The men who are patient with me don’t fit a particular profile. Over the years, I have found goodness in people I normally would have dismissed as romantic prospects, and for this, I thank my stutter completely. Sometimes they’re in the military, or Postal Service or stocking shelves at a liquor store. There’s even been a punk-rock musician, a gym rat, a hipster, a guy who worked at Lowe’s.

Once I do become romantically involved with someone and the relationship makes room for my disability, there’s an instant sense of transparency between us. Because my biggest insecurity is on full display every time I speak, the people I’ve dated begin to feel more vulnerable and more open about their own shortcomings.

I’ve had close friends begin relationships with men seemingly (and suspiciously) perfect, only to learn much later that their boyfriends are privately debilitated by something. That’s a situation I find foreign. Because my disability isn’t something I can suppress or camouflage on first dates, I characterize myself as honestly as I can — and those who take the time to know me often follow suit.

A few months into dating my college boyfriend, I began introducing myself as person who stutters. By the time a new semester began and the class went around the room for introductions, I said, rather nervously, “Hi, I’m R-R-R-R-R-Rachel, and I have a s-s-s-s-stutter. But don’t worry, I w-w-w-w-won’t make a big deal out of it if-if-if-if-if you don’t.”
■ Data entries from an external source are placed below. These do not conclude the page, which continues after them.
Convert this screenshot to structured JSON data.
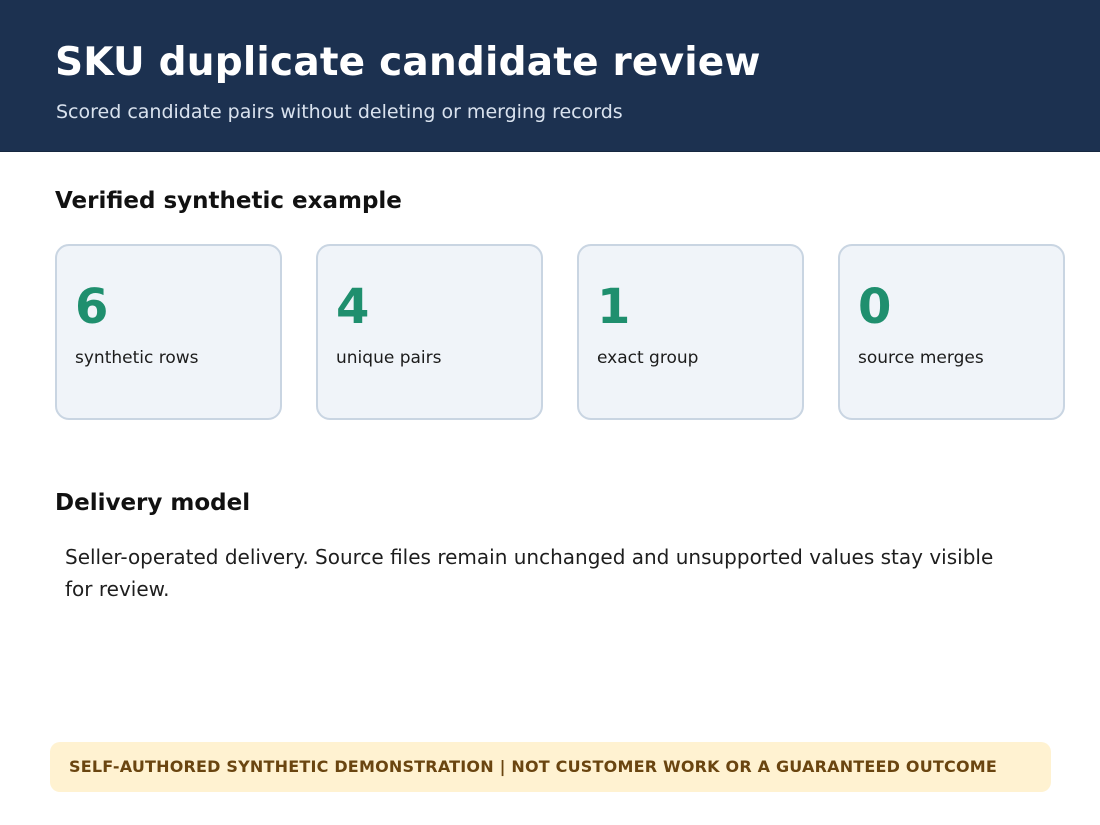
{
  "header": {
    "title": "SKU duplicate candidate review",
    "subtitle": "Scored candidate pairs without deleting or merging records"
  },
  "verified": {
    "heading": "Verified synthetic example",
    "metrics": [
      {
        "value": "6",
        "label": "synthetic rows"
      },
      {
        "value": "4",
        "label": "unique pairs"
      },
      {
        "value": "1",
        "label": "exact group"
      },
      {
        "value": "0",
        "label": "source merges"
      }
    ]
  },
  "delivery": {
    "heading": "Delivery model",
    "text": "Seller-operated delivery. Source files remain unchanged and unsupported values stay visible for review."
  },
  "disclaimer": {
    "text": "SELF-AUTHORED SYNTHETIC DEMONSTRATION  |  NOT CUSTOMER WORK OR A GUARANTEED OUTCOME"
  },
  "colors": {
    "header_bg": "#1c3150",
    "metric_value": "#1f8f6e",
    "card_bg": "#f0f4f9",
    "card_border": "#c9d5e2",
    "disclaimer_bg": "#fff2d1",
    "disclaimer_text": "#6a4510"
  }
}
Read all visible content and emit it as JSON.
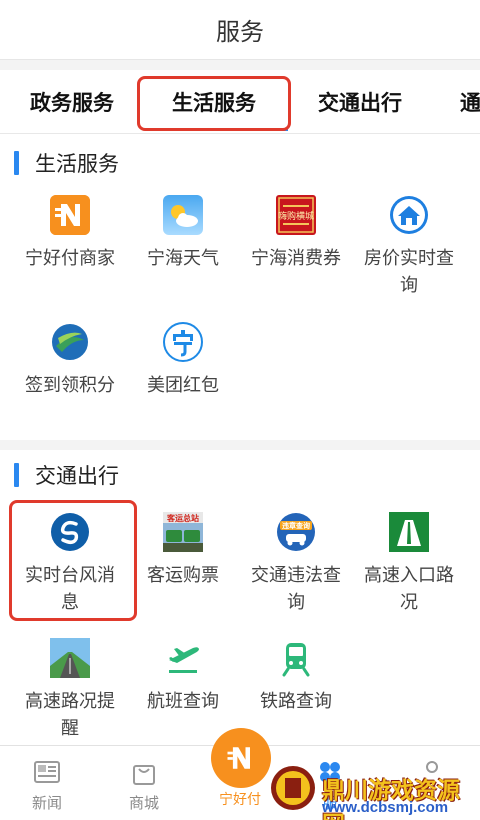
{
  "header": {
    "title": "服务"
  },
  "tabs": [
    {
      "label": "政务服务"
    },
    {
      "label": "生活服务"
    },
    {
      "label": "交通出行"
    },
    {
      "label": "通"
    }
  ],
  "sections": {
    "life": {
      "title": "生活服务",
      "items": [
        {
          "label": "宁好付商家",
          "icon": "ning-pay-merchant-icon"
        },
        {
          "label": "宁海天气",
          "icon": "weather-icon"
        },
        {
          "label": "宁海消费券",
          "icon": "coupon-icon"
        },
        {
          "label": "房价实时查询",
          "icon": "house-price-icon"
        },
        {
          "label": "签到领积分",
          "icon": "checkin-points-icon"
        },
        {
          "label": "美团红包",
          "icon": "meituan-redpacket-icon"
        }
      ]
    },
    "traffic": {
      "title": "交通出行",
      "items": [
        {
          "label": "实时台风消息",
          "icon": "typhoon-icon"
        },
        {
          "label": "客运购票",
          "icon": "bus-ticket-icon",
          "icon_text": "客运总站"
        },
        {
          "label": "交通违法查询",
          "icon": "traffic-violation-icon",
          "icon_text": "违章查询"
        },
        {
          "label": "高速入口路况",
          "icon": "highway-entrance-icon"
        },
        {
          "label": "高速路况提醒",
          "icon": "highway-alert-icon"
        },
        {
          "label": "航班查询",
          "icon": "flight-icon"
        },
        {
          "label": "铁路查询",
          "icon": "railway-icon"
        }
      ]
    }
  },
  "coupon_icon_text": "嗨购横城",
  "tabbar": {
    "items": [
      {
        "label": "新闻"
      },
      {
        "label": "商城"
      },
      {
        "label": "宁好付"
      },
      {
        "label": "服"
      },
      {
        "label": ""
      }
    ]
  },
  "watermark": {
    "brand": "鼎川游戏资源网",
    "url": "www.dcbsmj.com"
  },
  "colors": {
    "accent": "#2a88f0",
    "highlight": "#e03a2c",
    "orange": "#f7901e"
  }
}
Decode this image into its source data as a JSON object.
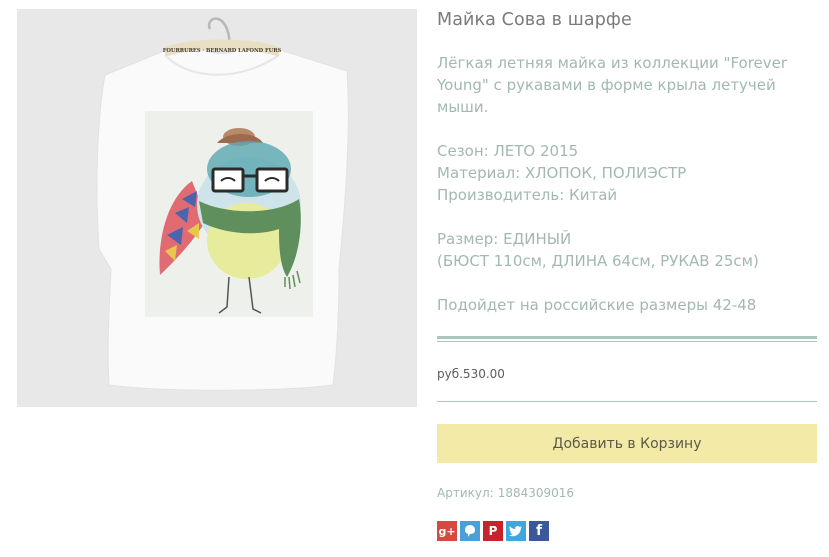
{
  "product": {
    "title": "Майка Сова в шарфе",
    "description": [
      "Лёгкая летняя майка из коллекции \"Forever Young\" с рукавами в форме крыла летучей мыши.",
      "",
      "Сезон: ЛЕТО 2015",
      "Материал: ХЛОПОК, ПОЛИЭСТР",
      "Производитель: Китай",
      "",
      "Размер: ЕДИНЫЙ",
      "(БЮСТ 110см, ДЛИНА 64см, РУКАВ 25см)",
      "",
      "Подойдет на российские размеры 42-48"
    ],
    "price": "руб.530.00",
    "add_to_cart_label": "Добавить в Корзину",
    "sku_label": "Артикул:",
    "sku_value": "1884309016",
    "hanger_label": "FOURRURES · BERNARD LAFOND FURS"
  },
  "social": [
    {
      "name": "google-plus-icon",
      "glyph": "g+"
    },
    {
      "name": "speech-bubble-icon",
      "glyph": ""
    },
    {
      "name": "pinterest-icon",
      "glyph": "P"
    },
    {
      "name": "twitter-icon",
      "glyph": ""
    },
    {
      "name": "facebook-icon",
      "glyph": "f"
    }
  ],
  "colors": {
    "button_bg": "#f4eaa7",
    "text_muted": "#a3b8b2",
    "rule": "#adc3bd",
    "title": "#7a7a7a"
  }
}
It turned out that the editor of my college newspaper was in the room that day. After class, she asked whether she could run a feature on me in their next issue. When the article was published, the host of a popular stuttering podcast reached out and asked whether I would be a guest on her show. My college boyfriend lent me his laptop, hooked up a microphone and sat silently for an hour while the podcast was recorded. I could tell that he was wholly, and wildly, proud of me.

When it comes to dating, I certainly have no more luck than the average 20-something. But thanks to my stutter, finding a good match has become easier done than said.

And I’m starting to feel thankful for that.